ICW dan KontraS Laporkan 43 Polisi ke KPK Terkait Dugaan Pemerasan Rp26,2 Miliar

Ameera
Rabu, 24 Desember 2025 / 4 Rajab 1447 11:48
ICW dan KontraS Laporkan 43 Polisi ke KPK Terkait Dugaan Pemerasan Rp26,2 Miliar
ICW dan KontraS Laporkan 43 Polisi ke KPK Terkait Dugaan Pemerasan Rp26,2 Miliar

JAKARTA (Arrahmah.id) - Indonesia Corruption Watch (ICW) bersama Komisi untuk Orang Hilang dan Korban Tindak Kekerasan (KontraS) melaporkan sebanyak 43 personel Kepolisian Negara Republik Indonesia (Polri) ke Komisi Pemberantasan Korupsi (KPK) atas dugaan tindak pidana pemerasan.

Kepala Divisi Hukum dan Investigasi ICW, Wana Alamsyah, mengatakan laporan tersebut mencakup dugaan pemerasan dengan total nilai mencapai Rp26,2 miliar yang terjadi dalam rentang waktu 2022 hingga 2025.

Dugaan pemerasan itu disebut terjadi dalam empat kasus berbeda.

“Empat kasus tersebut antara lain, pertama, kasus pembunuhan. Kedua, kasus terkait penyelenggaraan konser DWP. Ketiga, pemerasan yang dilakukan di wilayah Semarang, Jawa Tengah, yang melibatkan anggota kepolisian dengan korban remaja. Terakhir, kasus pemerasan terkait jual beli jam tangan,” ujar Wana di halaman Gedung Merah Putih KPK, Jakarta, Selasa (23/12/2025).

Wana menjelaskan, 43 personel Polri yang dilaporkan ke KPK terdiri atas 14 anggota bintara dan 29 perwira.

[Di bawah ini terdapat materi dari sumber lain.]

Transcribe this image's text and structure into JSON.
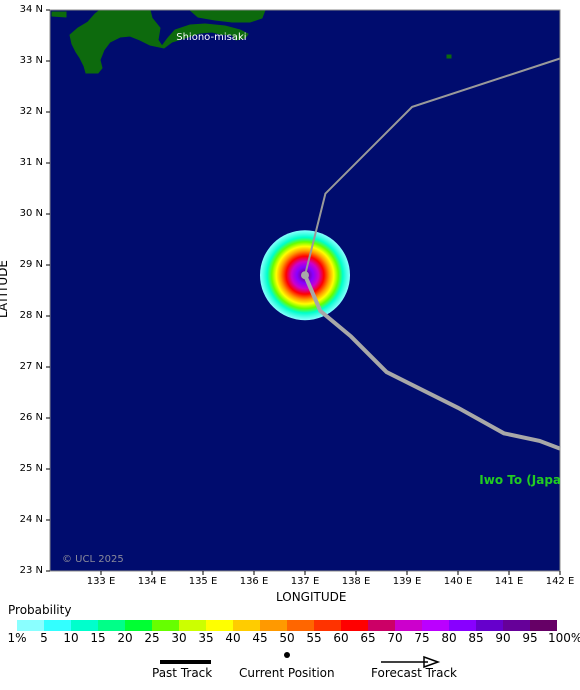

Menurutnya, laporan ini diajukan ke KPK setelah Komisi Kode Etik Polri lebih dahulu menjatuhkan sanksi etik terhadap seluruh personel yang diduga terlibat.

ICW dan KontraS memandang sanksi etik tersebut menjadi yurisprudensi awal yang seharusnya membuka ruang bagi KPK untuk mengusut dugaan tindak pidana korupsi secara pidana.

Ia merujuk pada Pasal 11 ayat (1) huruf a Undang-Undang KPK yang memberikan kewenangan kepada KPK untuk melakukan penyelidikan, penyidikan, dan penuntutan terhadap tindak pidana korupsi yang melibatkan aparat penegak hukum.

“Pasal tersebut secara tegas mengatur bahwa KPK berwenang menangani dugaan korupsi yang melibatkan aparat penegak hukum, terutama Kepolisian dan Kejaksaan,” kata Wana.

Ia menegaskan, jika laporan tersebut tidak ditindaklanjuti oleh KPK, maka hal itu dapat menjadi preseden buruk bagi penegakan hukum di Indonesia.

ICW dan KontraS khawatir praktik pemerasan oleh aparat penegak hukum akan dinormalisasi dan hanya dipandang sebagai pelanggaran etik semata.

“Kami khawatir kasus-kasus seperti ini akan dinormalisasi, sehingga pada akhirnya hanya dijadikan sebagai pelanggaran etik tanpa proses pidana,” ujarnya.

Wana juga menyoroti fakta bahwa sejumlah personel Polri yang telah dijatuhi sanksi etik justru mendapatkan promosi jabatan.

Salah satunya adalah seorang perwira berinisial RI yang disebut memperoleh promosi setelah dikenai sanksi etik.

Menurut Wana, kondisi tersebut pula yang menjadi alasan ICW dan KontraS memilih melaporkan dugaan pemerasan ini langsung ke KPK, bukan ke Korps Pemberantasan Tindak Pidana Korupsi (Kortas Tipidkor) Polri.

“Situasi ini menunjukkan adanya masalah serius dalam akuntabilitas internal, sehingga kami memandang perlu ada penanganan oleh lembaga independen,” pungkasnya.